AppNexus may be better suited to that end than most ad tech companies. It’s often cited alongside Google’s AdX and Yahoo’s Right Media as a top source of real-time biddable online ad inventory. An original Facebook Exchange partner, AppNexus has positioned itself as the successor to Right Media, helped by the fact that O’Kelley founded Right Media, then left after Yahoo acquired it to start AppNexus. Last summer, AppNexus had even been in talks with Yahoo about replacing Right Media and handling Yahoo’s owned-and-operated inventory.

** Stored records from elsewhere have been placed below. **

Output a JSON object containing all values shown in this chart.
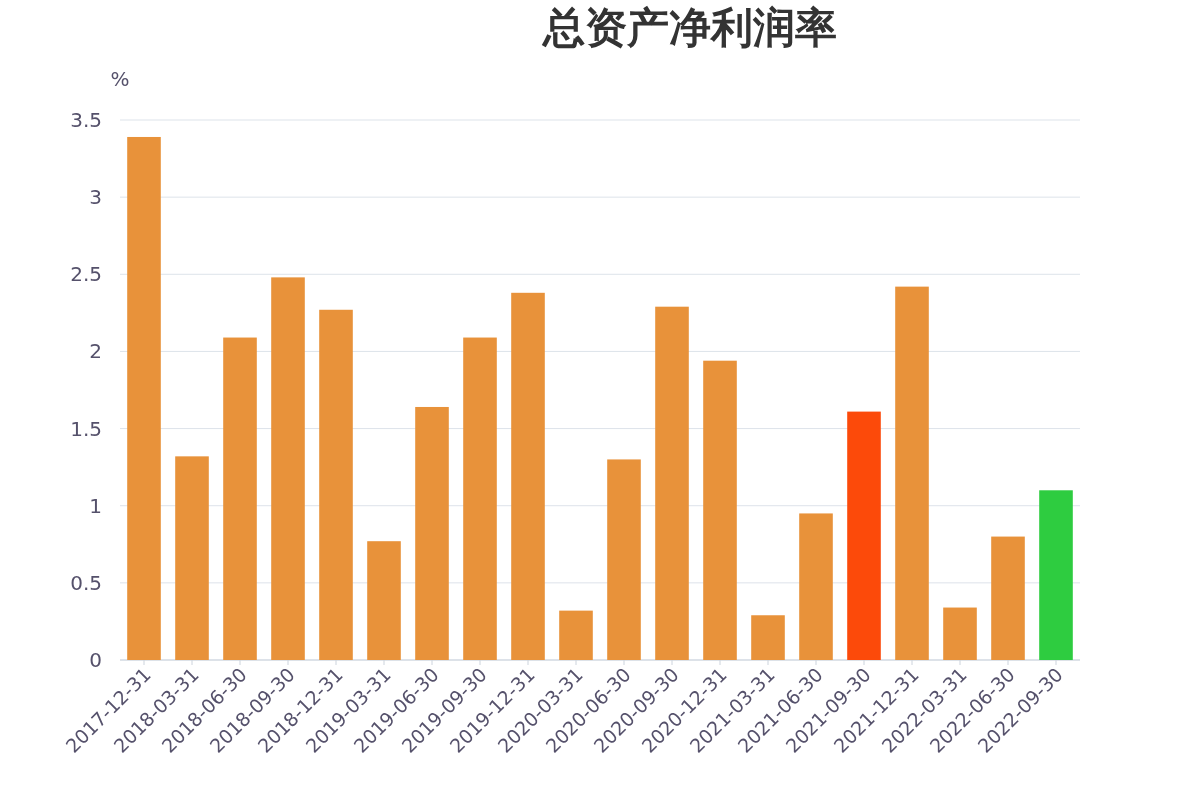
{
  "chart_data": {
    "type": "bar",
    "title": "总资产净利润率",
    "ylabel": "%",
    "categories": [
      "2017-12-31",
      "2018-03-31",
      "2018-06-30",
      "2018-09-30",
      "2018-12-31",
      "2019-03-31",
      "2019-06-30",
      "2019-09-30",
      "2019-12-31",
      "2020-03-31",
      "2020-06-30",
      "2020-09-30",
      "2020-12-31",
      "2021-03-31",
      "2021-06-30",
      "2021-09-30",
      "2021-12-31",
      "2022-03-31",
      "2022-06-30",
      "2022-09-30"
    ],
    "values": [
      3.39,
      1.32,
      2.09,
      2.48,
      2.27,
      0.77,
      1.64,
      2.09,
      2.38,
      0.32,
      1.3,
      2.29,
      1.94,
      0.29,
      0.95,
      1.61,
      2.42,
      0.34,
      0.8,
      1.1
    ],
    "colors": [
      "#e8923a",
      "#e8923a",
      "#e8923a",
      "#e8923a",
      "#e8923a",
      "#e8923a",
      "#e8923a",
      "#e8923a",
      "#e8923a",
      "#e8923a",
      "#e8923a",
      "#e8923a",
      "#e8923a",
      "#e8923a",
      "#e8923a",
      "#fc4a0a",
      "#e8923a",
      "#e8923a",
      "#e8923a",
      "#2ecc40"
    ],
    "ylim": [
      0,
      3.5
    ],
    "yticks": [
      0,
      0.5,
      1,
      1.5,
      2,
      2.5,
      3,
      3.5
    ],
    "grid": "y"
  }
}
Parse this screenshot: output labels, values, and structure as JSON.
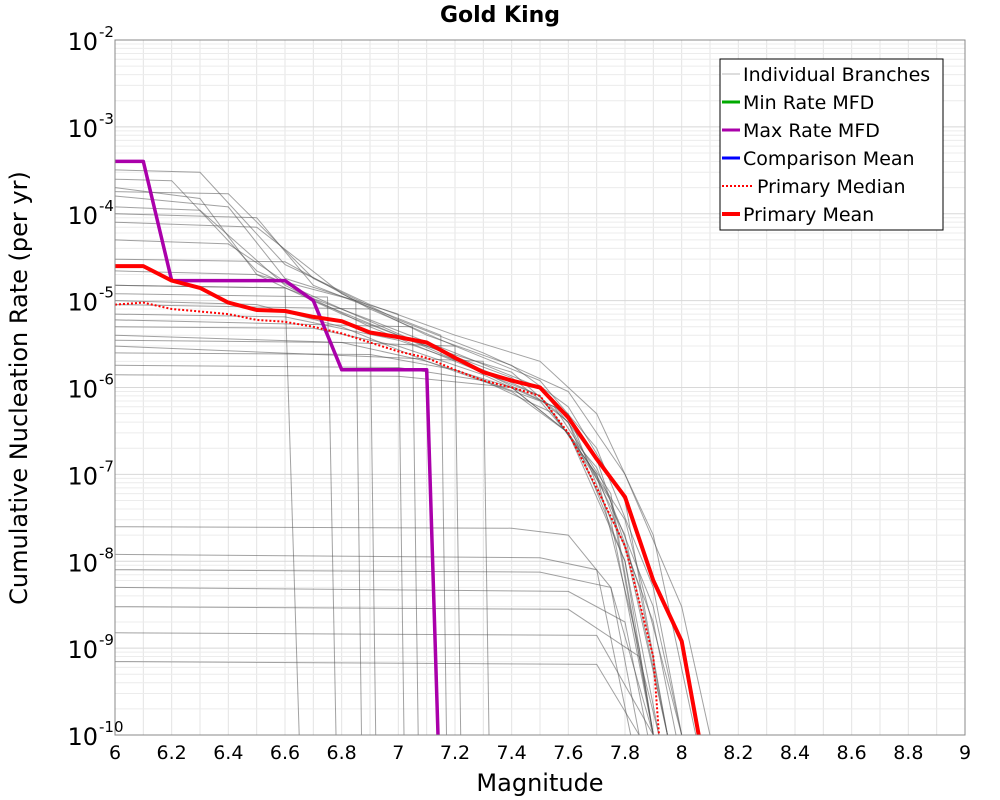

O’Kelley declined to disclose AppNexus’s revenues, saying that “most companies in our space disclose their top-line ad spend as their revenue number” therefore AppNexus’s $700 million figure is comparable to those other firms’ figures. Though its core business is in the black, AppNexus as a whole isn’t profitable, O’Kelley said. “Anytime you take capital like this and invest, it shows up on your P&L as a loss,” he added. O’Kelley also declined to disclose AppNexus’s valuation, which could frustrate observers who look at a private company’s valuation as a signal of what company could afford to acquire it or whether the private firm would need to go public.

AppNexus staffs more than 400 employees across nine offices, including its New York headquarters and newer outposts in Paris, Hamburg and Toronto.